EVCA: What's your favorite thing about working in venture capital and why? How about your least favorite thing and why?
Kai: For as long as I can remember, my singular obsession in life has been to realize a future where everyone and everything has an opportunity to contribute. I often think about what the world would look like if everyone got to ask their stupid questions, how different products and services would be with equity, inclusion, and reciprocity baked into the foundation of them. Working in venture capital is the closest thing that I have felt to making that a reality. I get to be educated by brilliant people every single day on how to make the world a better place.
My least favorite thing would be the flip side of that, which is watching as many brilliant people never get the chance to build.
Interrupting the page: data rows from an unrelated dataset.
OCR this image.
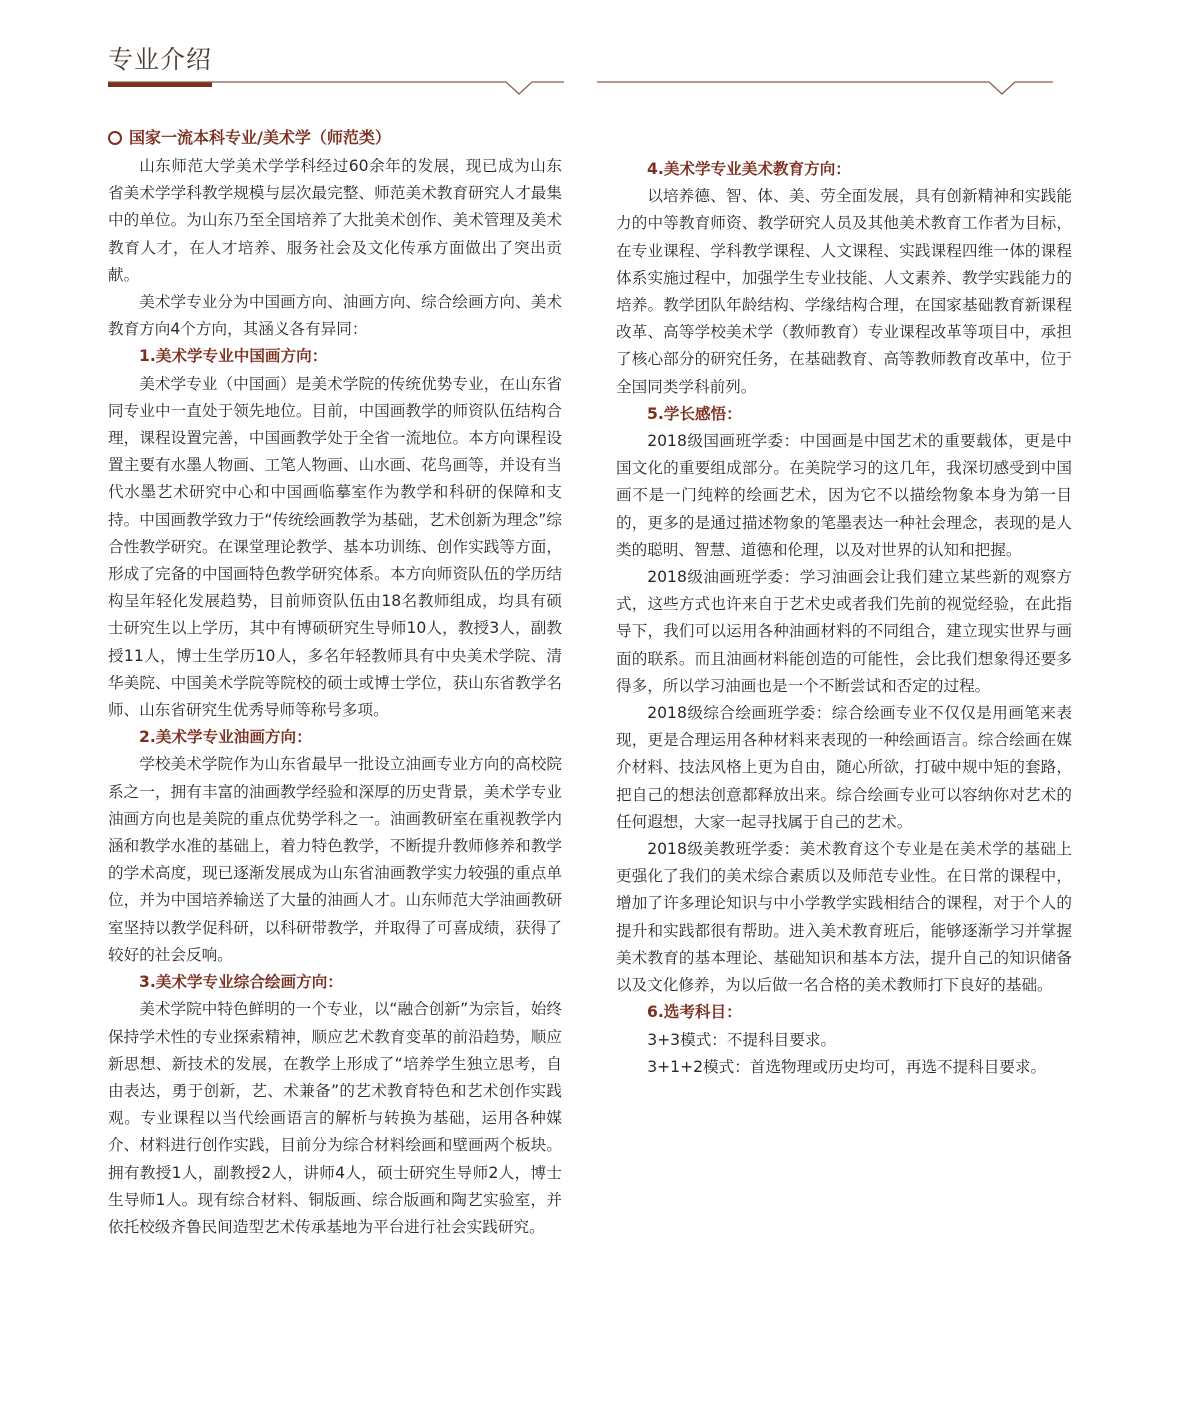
专业介绍
国家一流本科专业/美术学（师范类）

山东师范大学美术学学科经过60余年的发展，现已成为山东省美术学学科教学规模与层次最完整、师范美术教育研究人才最集中的单位。为山东乃至全国培养了大批美术创作、美术管理及美术教育人才，在人才培养、服务社会及文化传承方面做出了突出贡献。

美术学专业分为中国画方向、油画方向、综合绘画方向、美术教育方向4个方向，其涵义各有异同：

1.美术学专业中国画方向：

美术学专业（中国画）是美术学院的传统优势专业，在山东省同专业中一直处于领先地位。目前，中国画教学的师资队伍结构合理，课程设置完善，中国画教学处于全省一流地位。本方向课程设置主要有水墨人物画、工笔人物画、山水画、花鸟画等，并设有当代水墨艺术研究中心和中国画临摹室作为教学和科研的保障和支持。中国画教学致力于“传统绘画教学为基础，艺术创新为理念”综合性教学研究。在课堂理论教学、基本功训练、创作实践等方面，形成了完备的中国画特色教学研究体系。本方向师资队伍的学历结构呈年轻化发展趋势，目前师资队伍由18名教师组成，均具有硕士研究生以上学历，其中有博硕研究生导师10人，教授3人，副教授11人，博士生学历10人，多名年轻教师具有中央美术学院、清华美院、中国美术学院等院校的硕士或博士学位，获山东省教学名师、山东省研究生优秀导师等称号多项。

2.美术学专业油画方向：

学校美术学院作为山东省最早一批设立油画专业方向的高校院系之一，拥有丰富的油画教学经验和深厚的历史背景，美术学专业油画方向也是美院的重点优势学科之一。油画教研室在重视教学内涵和教学水准的基础上，着力特色教学，不断提升教师修养和教学的学术高度，现已逐渐发展成为山东省油画教学实力较强的重点单位，并为中国培养输送了大量的油画人才。山东师范大学油画教研室坚持以教学促科研，以科研带教学，并取得了可喜成绩，获得了较好的社会反响。

3.美术学专业综合绘画方向：

美术学院中特色鲜明的一个专业，以“融合创新”为宗旨，始终保持学术性的专业探索精神，顺应艺术教育变革的前沿趋势，顺应新思想、新技术的发展，在教学上形成了“培养学生独立思考，自由表达，勇于创新，艺、术兼备”的艺术教育特色和艺术创作实践观。专业课程以当代绘画语言的解析与转换为基础，运用各种媒介、材料进行创作实践，目前分为综合材料绘画和壁画两个板块。拥有教授1人，副教授2人，讲师4人，硕士研究生导师2人，博士生导师1人。现有综合材料、铜版画、综合版画和陶艺实验室，并依托校级齐鲁民间造型艺术传承基地为平台进行社会实践研究。

4.美术学专业美术教育方向：

以培养德、智、体、美、劳全面发展，具有创新精神和实践能力的中等教育师资、教学研究人员及其他美术教育工作者为目标，在专业课程、学科教学课程、人文课程、实践课程四维一体的课程体系实施过程中，加强学生专业技能、人文素养、教学实践能力的培养。教学团队年龄结构、学缘结构合理，在国家基础教育新课程改革、高等学校美术学（教师教育）专业课程改革等项目中，承担了核心部分的研究任务，在基础教育、高等教师教育改革中，位于全国同类学科前列。

5.学长感悟：

2018级国画班学委：中国画是中国艺术的重要载体，更是中国文化的重要组成部分。在美院学习的这几年，我深切感受到中国画不是一门纯粹的绘画艺术，因为它不以描绘物象本身为第一目的，更多的是通过描述物象的笔墨表达一种社会理念，表现的是人类的聪明、智慧、道德和伦理，以及对世界的认知和把握。

2018级油画班学委：学习油画会让我们建立某些新的观察方式，这些方式也许来自于艺术史或者我们先前的视觉经验，在此指导下，我们可以运用各种油画材料的不同组合，建立现实世界与画面的联系。而且油画材料能创造的可能性，会比我们想象得还要多得多，所以学习油画也是一个不断尝试和否定的过程。

2018级综合绘画班学委：综合绘画专业不仅仅是用画笔来表现，更是合理运用各种材料来表现的一种绘画语言。综合绘画在媒介材料、技法风格上更为自由，随心所欲，打破中规中矩的套路，把自己的想法创意都释放出来。综合绘画专业可以容纳你对艺术的任何遐想，大家一起寻找属于自己的艺术。

2018级美教班学委：美术教育这个专业是在美术学的基础上更强化了我们的美术综合素质以及师范专业性。在日常的课程中，增加了许多理论知识与中小学教学实践相结合的课程，对于个人的提升和实践都很有帮助。进入美术教育班后，能够逐渐学习并掌握美术教育的基本理论、基础知识和基本方法，提升自己的知识储备以及文化修养，为以后做一名合格的美术教师打下良好的基础。

6.选考科目：

3+3模式：不提科目要求。

3+1+2模式：首选物理或历史均可，再选不提科目要求。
It’s an irrational thing to start a company, and the fact that there are large populations of people getting denied the opportunity to live their dreams and capitalize their business, based on nothing other than poor circumstances, is disheartening.
Further, on my own day to day I find it hard to shift from a mindset of finding reasons to say yes to a mindset of finding reasons to say no. My whole life has been about creating something out of nothing for myself and for my family, so when I see someone who is almost there and just can’t tell the story of their business well enough, I want to help them get across the line as much as I can. It doesn’t always work out that way though.